New research reveals that natural selection may be making HIV more transmissible in the United States.
By Desirée Guerrero
When HIV is transmitted in large population groups in the US, it is more likely to cause high viral loads. A recent study published in Nature Communications, led by Dr. Joel Wertheim of the University of California, San Diego, and Dr. Walid Heneine of the Centers for Disease Control and Prevention (CDC), led researchers to conclude that natural selection is causing it to become more transmissible and aggressive in certain groups.

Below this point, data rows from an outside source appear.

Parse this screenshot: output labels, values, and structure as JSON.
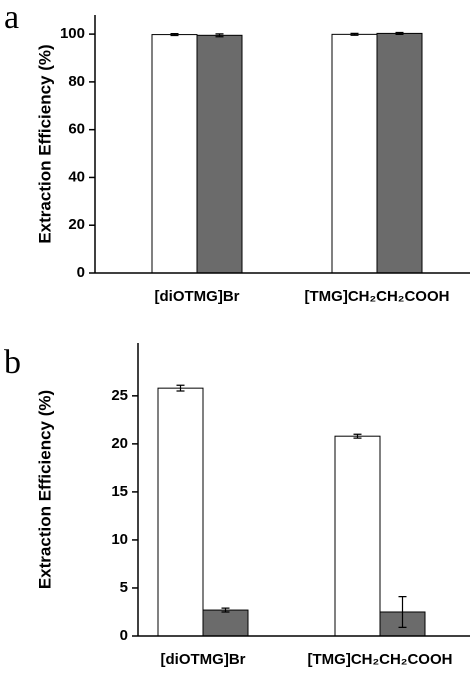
{
  "chart_data": [
    {
      "type": "bar",
      "panel_label": "a",
      "ylabel": "Extraction Efficiency (%)",
      "categories": [
        "[diOTMG]Br",
        "[TMG]CH₂CH₂COOH"
      ],
      "series": [
        {
          "color": "#ffffff",
          "values": [
            99.8,
            99.9
          ],
          "errors": [
            0.4,
            0.4
          ]
        },
        {
          "color": "#6b6b6b",
          "values": [
            99.5,
            100.3
          ],
          "errors": [
            0.6,
            0.4
          ]
        }
      ],
      "ylim": [
        0,
        108
      ],
      "yticks": [
        0,
        20,
        40,
        60,
        80,
        100
      ]
    },
    {
      "type": "bar",
      "panel_label": "b",
      "ylabel": "Extraction Efficiency (%)",
      "categories": [
        "[diOTMG]Br",
        "[TMG]CH₂CH₂COOH"
      ],
      "series": [
        {
          "color": "#ffffff",
          "values": [
            25.8,
            20.8
          ],
          "errors": [
            0.3,
            0.2
          ]
        },
        {
          "color": "#6b6b6b",
          "values": [
            2.7,
            2.5
          ],
          "errors": [
            0.2,
            1.6
          ]
        }
      ],
      "ylim": [
        0,
        30.5
      ],
      "yticks": [
        0,
        5,
        10,
        15,
        20,
        25
      ]
    }
  ]
}
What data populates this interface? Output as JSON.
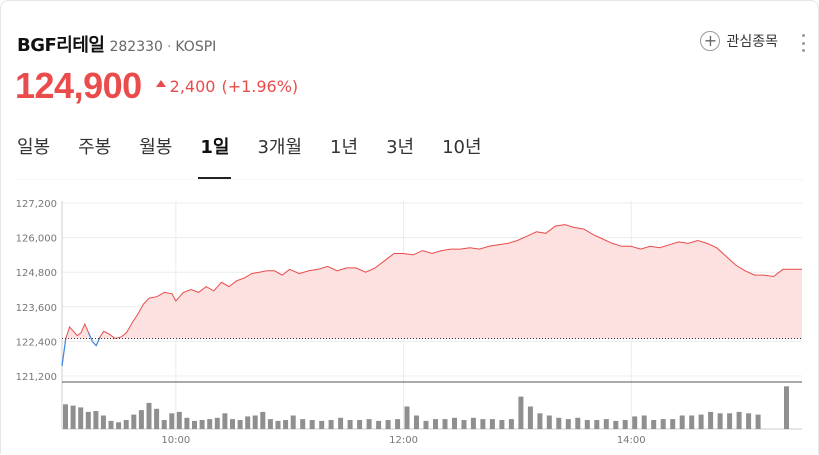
{
  "stock": {
    "name": "BGF리테일",
    "code": "282330",
    "separator": "·",
    "market": "KOSPI",
    "price": "124,900",
    "change": "2,400",
    "change_pct": "(+1.96%)",
    "direction": "up"
  },
  "watchlist": {
    "label": "관심종목",
    "icon": "plus-circle-icon"
  },
  "more_icon": "more-vertical-icon",
  "tabs": [
    {
      "label": "일봉",
      "active": false
    },
    {
      "label": "주봉",
      "active": false
    },
    {
      "label": "월봉",
      "active": false
    },
    {
      "label": "1일",
      "active": true
    },
    {
      "label": "3개월",
      "active": false
    },
    {
      "label": "1년",
      "active": false
    },
    {
      "label": "3년",
      "active": false
    },
    {
      "label": "10년",
      "active": false
    }
  ],
  "colors": {
    "up": "#ea4b4b",
    "up_fill": "#fde0e0",
    "down_line": "#3d8ee6",
    "volume": "#8f8f8f",
    "grid": "#ececec",
    "baseline": "#333333"
  },
  "chart_data": {
    "type": "area",
    "title": "",
    "xlabel": "",
    "ylabel": "",
    "y_ticks": [
      "127,200",
      "126,000",
      "124,800",
      "123,600",
      "122,400",
      "121,200"
    ],
    "y_tick_values": [
      127200,
      126000,
      124800,
      123600,
      122400,
      121200
    ],
    "ylim": [
      121200,
      127200
    ],
    "x_ticks": [
      "10:00",
      "12:00",
      "14:00"
    ],
    "x_tick_values": [
      "10:00",
      "12:00",
      "14:00"
    ],
    "xlim": [
      "09:00",
      "15:30"
    ],
    "previous_close": 122500,
    "grid": true,
    "series": [
      {
        "x": [
          "09:00",
          "09:02",
          "09:04",
          "09:06",
          "09:08",
          "09:10",
          "09:12",
          "09:14",
          "09:16",
          "09:18",
          "09:20",
          "09:22",
          "09:25",
          "09:28",
          "09:31",
          "09:34",
          "09:37",
          "09:40",
          "09:43",
          "09:46",
          "09:50",
          "09:54",
          "09:58",
          "10:00",
          "10:04",
          "10:08",
          "10:12",
          "10:16",
          "10:20",
          "10:24",
          "10:28",
          "10:32",
          "10:36",
          "10:40",
          "10:44",
          "10:48",
          "10:52",
          "10:56",
          "11:00",
          "11:05",
          "11:10",
          "11:15",
          "11:20",
          "11:25",
          "11:30",
          "11:35",
          "11:40",
          "11:45",
          "11:50",
          "11:55",
          "12:00",
          "12:05",
          "12:10",
          "12:15",
          "12:20",
          "12:25",
          "12:30",
          "12:35",
          "12:40",
          "12:45",
          "12:50",
          "12:55",
          "13:00",
          "13:05",
          "13:10",
          "13:15",
          "13:20",
          "13:25",
          "13:30",
          "13:35",
          "13:40",
          "13:45",
          "13:50",
          "13:55",
          "14:00",
          "14:05",
          "14:10",
          "14:15",
          "14:20",
          "14:25",
          "14:30",
          "14:35",
          "14:40",
          "14:45",
          "14:50",
          "14:55",
          "15:00",
          "15:05",
          "15:10",
          "15:15",
          "15:20",
          "15:30"
        ],
        "y": [
          121550,
          122500,
          122900,
          122750,
          122600,
          122700,
          123000,
          122700,
          122400,
          122250,
          122550,
          122750,
          122650,
          122500,
          122550,
          122700,
          123050,
          123350,
          123700,
          123900,
          123950,
          124100,
          124050,
          123800,
          124100,
          124200,
          124100,
          124300,
          124150,
          124450,
          124300,
          124500,
          124600,
          124750,
          124800,
          124850,
          124850,
          124700,
          124900,
          124750,
          124850,
          124900,
          125000,
          124850,
          124950,
          124950,
          124800,
          124950,
          125200,
          125450,
          125450,
          125400,
          125550,
          125450,
          125550,
          125600,
          125600,
          125650,
          125600,
          125700,
          125750,
          125800,
          125900,
          126050,
          126200,
          126150,
          126400,
          126450,
          126350,
          126300,
          126100,
          125950,
          125800,
          125700,
          125700,
          125600,
          125700,
          125650,
          125750,
          125850,
          125800,
          125900,
          125800,
          125650,
          125350,
          125050,
          124850,
          124700,
          124700,
          124650,
          124900,
          124900
        ]
      }
    ],
    "volume": {
      "x": [
        "09:00",
        "09:04",
        "09:08",
        "09:12",
        "09:16",
        "09:20",
        "09:24",
        "09:28",
        "09:32",
        "09:36",
        "09:40",
        "09:44",
        "09:48",
        "09:52",
        "09:56",
        "10:00",
        "10:04",
        "10:08",
        "10:12",
        "10:16",
        "10:20",
        "10:24",
        "10:28",
        "10:32",
        "10:36",
        "10:40",
        "10:44",
        "10:48",
        "10:52",
        "10:56",
        "11:00",
        "11:05",
        "11:10",
        "11:15",
        "11:20",
        "11:25",
        "11:30",
        "11:35",
        "11:40",
        "11:45",
        "11:50",
        "11:55",
        "12:00",
        "12:05",
        "12:10",
        "12:15",
        "12:20",
        "12:25",
        "12:30",
        "12:35",
        "12:40",
        "12:45",
        "12:50",
        "12:55",
        "13:00",
        "13:05",
        "13:10",
        "13:15",
        "13:20",
        "13:25",
        "13:30",
        "13:35",
        "13:40",
        "13:45",
        "13:50",
        "13:55",
        "14:00",
        "14:05",
        "14:10",
        "14:15",
        "14:20",
        "14:25",
        "14:30",
        "14:35",
        "14:40",
        "14:45",
        "14:50",
        "14:55",
        "15:00",
        "15:05",
        "15:10",
        "15:15",
        "15:20",
        "15:25",
        "15:30"
      ],
      "relative": [
        0.55,
        0.52,
        0.48,
        0.38,
        0.4,
        0.3,
        0.18,
        0.15,
        0.2,
        0.32,
        0.42,
        0.58,
        0.45,
        0.2,
        0.35,
        0.38,
        0.25,
        0.18,
        0.2,
        0.22,
        0.25,
        0.35,
        0.22,
        0.2,
        0.28,
        0.3,
        0.38,
        0.22,
        0.18,
        0.2,
        0.3,
        0.22,
        0.2,
        0.18,
        0.2,
        0.25,
        0.2,
        0.2,
        0.22,
        0.18,
        0.2,
        0.22,
        0.5,
        0.3,
        0.18,
        0.22,
        0.22,
        0.25,
        0.2,
        0.25,
        0.22,
        0.22,
        0.2,
        0.22,
        0.72,
        0.5,
        0.35,
        0.3,
        0.25,
        0.22,
        0.25,
        0.2,
        0.2,
        0.22,
        0.18,
        0.2,
        0.28,
        0.3,
        0.2,
        0.22,
        0.22,
        0.3,
        0.3,
        0.32,
        0.38,
        0.35,
        0.35,
        0.38,
        0.35,
        0.32,
        0.0,
        0.0,
        0.95,
        0.0,
        0.0
      ]
    }
  }
}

Previously, researchers had theorized that HIV transmission was greater during primary infection, which would favor the selection of HIV variants that produce higher viral loads—the point where the viral load stabilizes after peaking during initial transmission. Without early diagnosis and immediate antiretroviral therapy (ART), the selection of these variants would lead to a shorter asymptomatic period and faster, more widespread transmission.
Early diagnosis and linkage to treatment can rapidly suppress viral loads; however, sexual networks where more frequent transmission can occur tend to counteract the effects of ART. Researchers say the only way to combat such effects in these groups would be through very early diagnosis (within the first few weeks of HIV infection) and the ability to trace and test the exposed sexual partners of someone experiencing this type of acute HIV infection.
Using a large database of HIV isolates, the research team assessed whether certain HIV variants were becoming more infectious and causing higher viral loads. They analyzed a total of 33,285 HIV samples from individuals registered in the National HIV Surveillance System database.
None of the samples, recorded in the database after genotypic testing for HIV drug resistance, showed signs of drug resistance mutations. Seventy-two percent had a viral load measurement recorded within three months before or one month after the sample was taken for genotyping. Interestingly, the researchers found that 37.5 percent of those with viral load results could also be genetically linked to another individual who had been sampled.
After carefully examining the genetic characteristics of the viruses, the researchers were able to identify closely related viruses that formed a total of 4,366 groups of people.
Those who were in groups generally had higher viral loads than those who did not acquire HIV in groups when diagnosed after the early infection stage (the first six months after HIV acquisition). The findings also revealed that group size appeared to affect viral loads: people in groups of ten or more had higher viral loads than those in smaller groups.
The study examined the viral loads of those sampled over a ten-year period. Researchers found that viral loads increased during that time by 0.2 log10 copies/ml in people diagnosed with a CD4 count above 500 cells, although similar patterns were observed for those diagnosed with lower CD4 cell counts. The researchers also found that people were more likely to be part of a transmission cluster in the later years of the decade: the more connections they had within a specific cluster, the higher their viral load was at the time of diagnosis.
These findings support previous research presented at the Conference on Retroviruses and Opportunistic Infections (CROI) in 2018 by some of the researchers in this study, when they discovered that rapidly growing transmission clusters in the U.S. involve young Latino/Hispanic men who have sex with men.
The authors of the study concluded that public health interventions based on molecular epidemiology (which identifies clusters of infections through matching viral genotypes in newly diagnosed individuals) would be highly beneficial in combating this type of natural selection in terms of transmission of these more virulent HIV strains.